Using that fact to argue that he “started the war” is tenuous at best. We had “advisors” all over our hemisphere and all over the world then.
Lyndon Baines Johnson escalated this proxy conflict between superpowers, fired up the draft and responded each time General Westmoreland requested more troops.
Even Kennedy only sent advisors, the Green Berets were his idea.
This was Johnson’s war. Our troops did their jobs and followed their orders. LBJ and the `rats were the loosers: the same fierce hawks who ginned-up the war, like RFK, then became peaceful, love-dove hippies. We never lost a battle.
That is how I view it.
And the negotiated peace might have stood up as long as the Korean Armistice had the leftist radicals who controlled Congress and the Media allowed us to fulfill our obligations under the treaty to South Vietnam, which they did not.
They completely abrogated our national responsibility and left the South Vietnamese out to dry.
A black mark on our national soul, much the same as Operation Keelhaul negotiated at Yalta and our national treatment of Joseph McCarthy.
Yeah, I think this is the only honest an accurate conclusion any historian can conclude. As noted earlier, Truman had agreements of support with the French and Vietnam.
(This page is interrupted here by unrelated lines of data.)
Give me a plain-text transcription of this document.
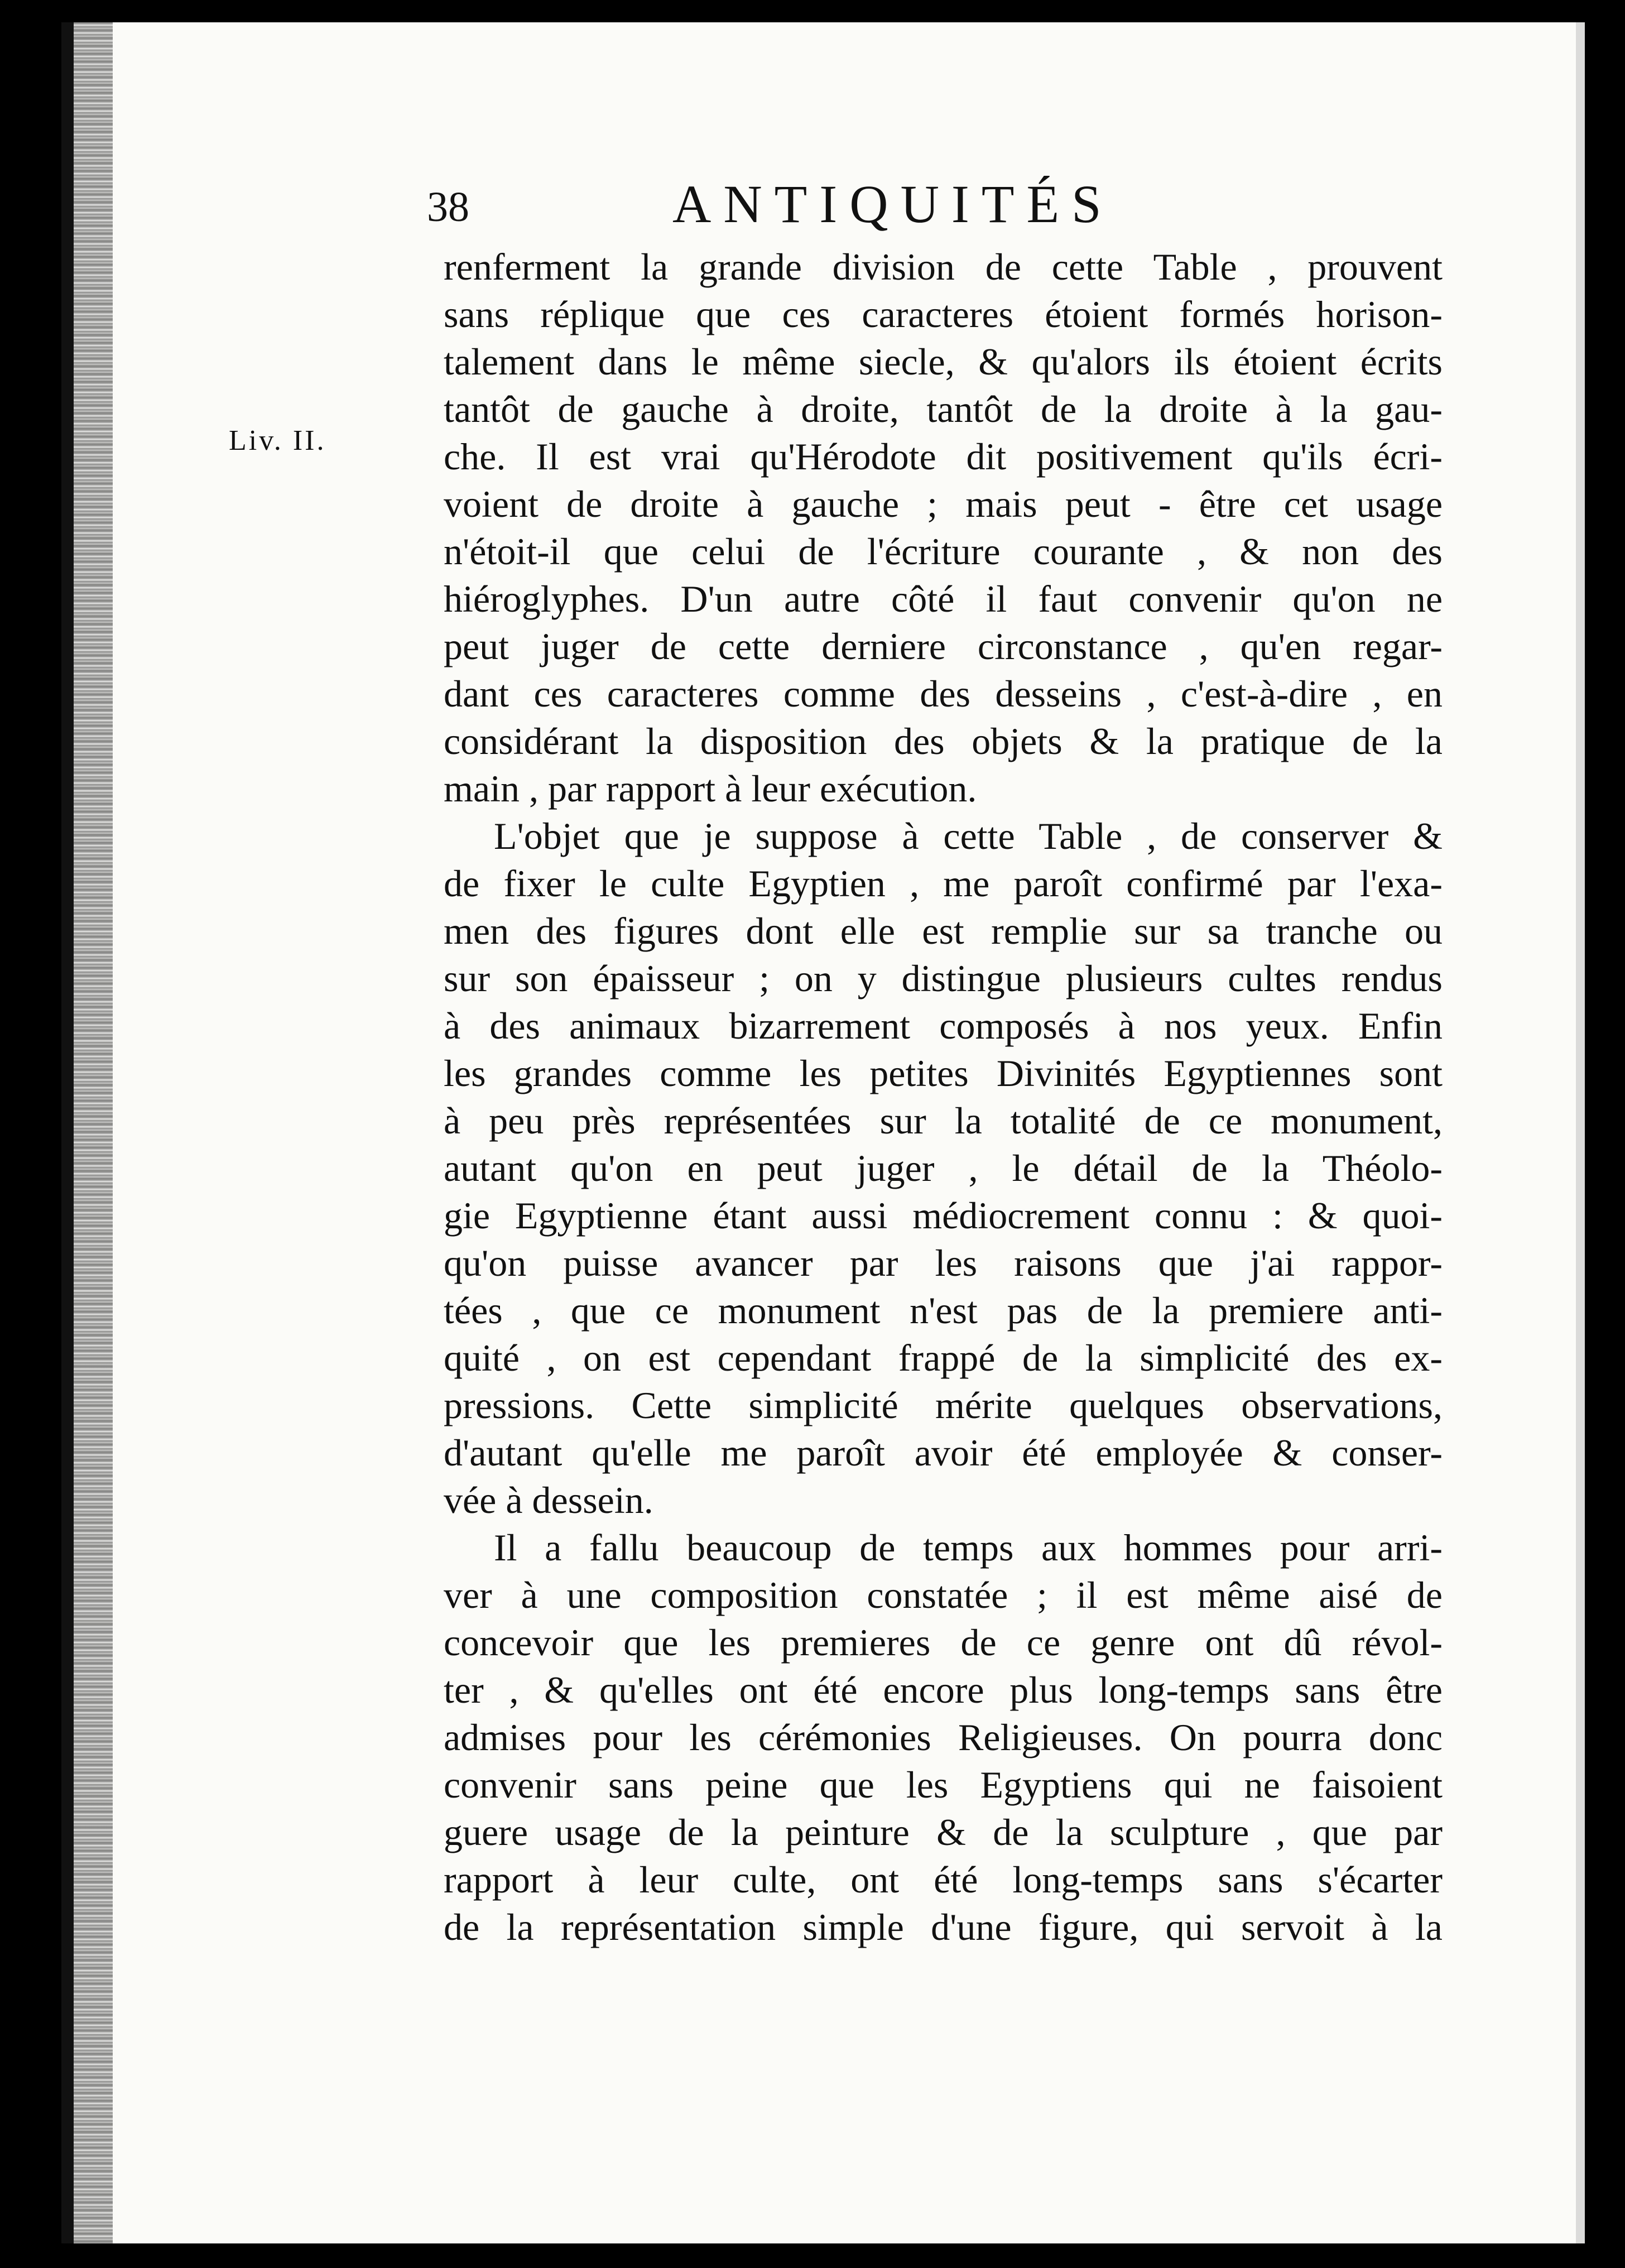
38	ANTIQUITÉS
Liv. II.
renferment la grande division de cette Table , prouvent
sans réplique que ces caracteres étoient formés horison-
talement dans le même siecle, & qu'alors ils étoient écrits
tantôt de gauche à droite, tantôt de la droite à la gau-
che. Il est vrai qu'Hérodote dit positivement qu'ils écri-
voient de droite à gauche ; mais peut - être cet usage
n'étoit-il que celui de l'écriture courante , & non des
hiéroglyphes. D'un autre côté il faut convenir qu'on ne
peut juger de cette derniere circonstance , qu'en regar-
dant ces caracteres comme des desseins , c'est-à-dire , en
considérant la disposition des objets & la pratique de la
main , par rapport à leur exécution.
L'objet que je suppose à cette Table , de conserver &
de fixer le culte Egyptien , me paroît confirmé par l'exa-
men des figures dont elle est remplie sur sa tranche ou
sur son épaisseur ; on y distingue plusieurs cultes rendus
à des animaux bizarrement composés à nos yeux. Enfin
les grandes comme les petites Divinités Egyptiennes sont
à peu près représentées sur la totalité de ce monument,
autant qu'on en peut juger , le détail de la Théolo-
gie Egyptienne étant aussi médiocrement connu : & quoi-
qu'on puisse avancer par les raisons que j'ai rappor-
tées , que ce monument n'est pas de la premiere anti-
quité , on est cependant frappé de la simplicité des ex-
pressions. Cette simplicité mérite quelques observations,
d'autant qu'elle me paroît avoir été employée & conser-
vée à dessein.
Il a fallu beaucoup de temps aux hommes pour arri-
ver à une composition constatée ; il est même aisé de
concevoir que les premieres de ce genre ont dû révol-
ter , & qu'elles ont été encore plus long-temps sans être
admises pour les cérémonies Religieuses. On pourra donc
convenir sans peine que les Egyptiens qui ne faisoient
guere usage de la peinture & de la sculpture , que par
rapport à leur culte, ont été long-temps sans s'écarter
de la représentation simple d'une figure, qui servoit à la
Following the Dien Bien Phu uprising Ike, and the more so Kennedy, sent advisors, but as you correctly point out, we did have advisors everywhere as a result of the historical conditions of the time.
Johnson had a personality dominated by hubris and he truly grafted us into Vietnam and (like Pear Harbor) used the Gulf of Tonkin as the pretext for committing us to the course of war in Indochina.